Tra i giovani di Atene c’è un senso comune di scoramento, che assume diverse declinazioni. C'è chi resta aggrappato all’Europa come ultima speranza, chi invece le punta il dito contro. Abbiamo incontrato ragazzi e ragazze con diversi percorsi alle spalle: ci hanno raccontato la loro esperienza e cosa significa vivere oggi in un contesto difficile e pieno di incognite. Fotogallery e testimonianze.

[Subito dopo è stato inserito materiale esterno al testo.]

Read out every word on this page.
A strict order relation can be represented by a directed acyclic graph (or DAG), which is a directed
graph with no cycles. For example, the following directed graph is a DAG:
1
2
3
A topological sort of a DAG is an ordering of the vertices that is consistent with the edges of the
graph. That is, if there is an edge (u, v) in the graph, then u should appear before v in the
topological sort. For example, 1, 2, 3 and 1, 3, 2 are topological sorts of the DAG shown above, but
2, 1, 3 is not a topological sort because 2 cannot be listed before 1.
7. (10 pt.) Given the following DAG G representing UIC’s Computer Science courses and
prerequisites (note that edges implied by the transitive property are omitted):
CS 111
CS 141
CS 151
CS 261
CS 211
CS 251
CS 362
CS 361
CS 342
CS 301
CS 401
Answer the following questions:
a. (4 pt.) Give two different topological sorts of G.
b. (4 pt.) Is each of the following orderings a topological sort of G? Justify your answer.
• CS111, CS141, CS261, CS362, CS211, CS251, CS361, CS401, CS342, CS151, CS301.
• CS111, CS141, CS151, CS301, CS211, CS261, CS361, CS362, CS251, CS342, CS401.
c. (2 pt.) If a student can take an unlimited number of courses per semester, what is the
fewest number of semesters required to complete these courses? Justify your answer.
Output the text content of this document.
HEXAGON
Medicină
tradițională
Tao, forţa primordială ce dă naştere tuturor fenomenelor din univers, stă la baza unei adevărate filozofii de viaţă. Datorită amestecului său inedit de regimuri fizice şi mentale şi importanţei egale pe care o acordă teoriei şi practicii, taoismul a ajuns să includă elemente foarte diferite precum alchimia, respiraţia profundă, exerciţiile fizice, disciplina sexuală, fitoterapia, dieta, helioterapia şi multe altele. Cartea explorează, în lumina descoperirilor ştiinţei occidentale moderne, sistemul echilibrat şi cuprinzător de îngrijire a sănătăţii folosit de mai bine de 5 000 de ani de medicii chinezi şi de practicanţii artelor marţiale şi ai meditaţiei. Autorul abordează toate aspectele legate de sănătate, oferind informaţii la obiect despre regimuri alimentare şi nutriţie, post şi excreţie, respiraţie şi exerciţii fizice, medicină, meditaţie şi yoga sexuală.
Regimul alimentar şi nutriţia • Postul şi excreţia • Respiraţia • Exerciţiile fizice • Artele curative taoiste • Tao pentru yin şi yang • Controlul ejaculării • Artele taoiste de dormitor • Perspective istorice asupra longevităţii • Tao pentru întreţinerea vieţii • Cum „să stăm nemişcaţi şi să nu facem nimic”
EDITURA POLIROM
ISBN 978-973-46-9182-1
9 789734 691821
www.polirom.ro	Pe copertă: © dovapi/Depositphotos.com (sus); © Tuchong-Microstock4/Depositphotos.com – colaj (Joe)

Dopo la crisi economica che ha inflitto al Paese delle ferite profonde, i greci si trovano a dover gestire un'altra volta qualcosa più grande di loro. L'attuale crisi migratoria è di fatto una situazione estrema, quasi paragonabile all’assedio stretto nel 1687 da parte della Repubblica Serenissima contro la città di Atene, all'epoca occupata dai turchi. Il doge Francesco Morosini, con un solo colpo di cannone, centrò il Partenone, fino ad allora rimasto pressoché intatto.

Rispetto al XVII secolo, la situazione è ovviamente molto diversa, ma la Grecia sta vivendo un senso di abbandono e di sgretolamento, come in seguito ad una deflagrazione. Paradossalmente, le scelte di molti giovani greci possono incrociarsi con quelle dei migranti che sbarcano nel Pireo e sulle isole greche: pochi vogliono rimanere, molti vogliono andarsene, ma restano bloccati in città, in attesa che qualcosa cambi. Gli uni che le frontiere siano riaperte, gli altri che nuove opportunità di lavoro possano finalmente arrivare.

La crisi economica sparisce dalle pagine dei giornali, ma è ancora fortissima. Oggi il Fondo monetario internazionale evidenzia come nel 2010 non sia stata d'aiuto l'iniziale opposizione europea alla ristrutturazione del debito greco: se ciò fosse stato fatto subito, invece di aspettare altri due anni, Atene si sarebbe salvata con costi ben inferiori a quelli che tutt'ora continua a pagare. L'Europa sarà in grado di evitare gli errori passati e ridare speranza ad una popolazione ed il futuro ai suoi giovani?

Kostantinos Kartelias. 34 anni, fotografo specializzato in matrimoni

È giusto oggi, per la Grecia, restare in Europa? Assolutamente no. Siamo l’unico Paese UE che ha un Governo di sinistra e non ci vogliono. Per quello continuano a fare pressioni su di noi, il prossimo livello di accordi da approvare è veramente pesante. Ci hanno praticamente minacciato: o firmate e pagate, o vi cacciamo via. Ma il debito da pagare con la dracma sarebbe stato ancora più alto: insomma è un disastro e l’Europa non è stata di certo un affare. Ci vogliono prendere tutto, gli aeroporti, le isole i porti. Siamo stati venduti.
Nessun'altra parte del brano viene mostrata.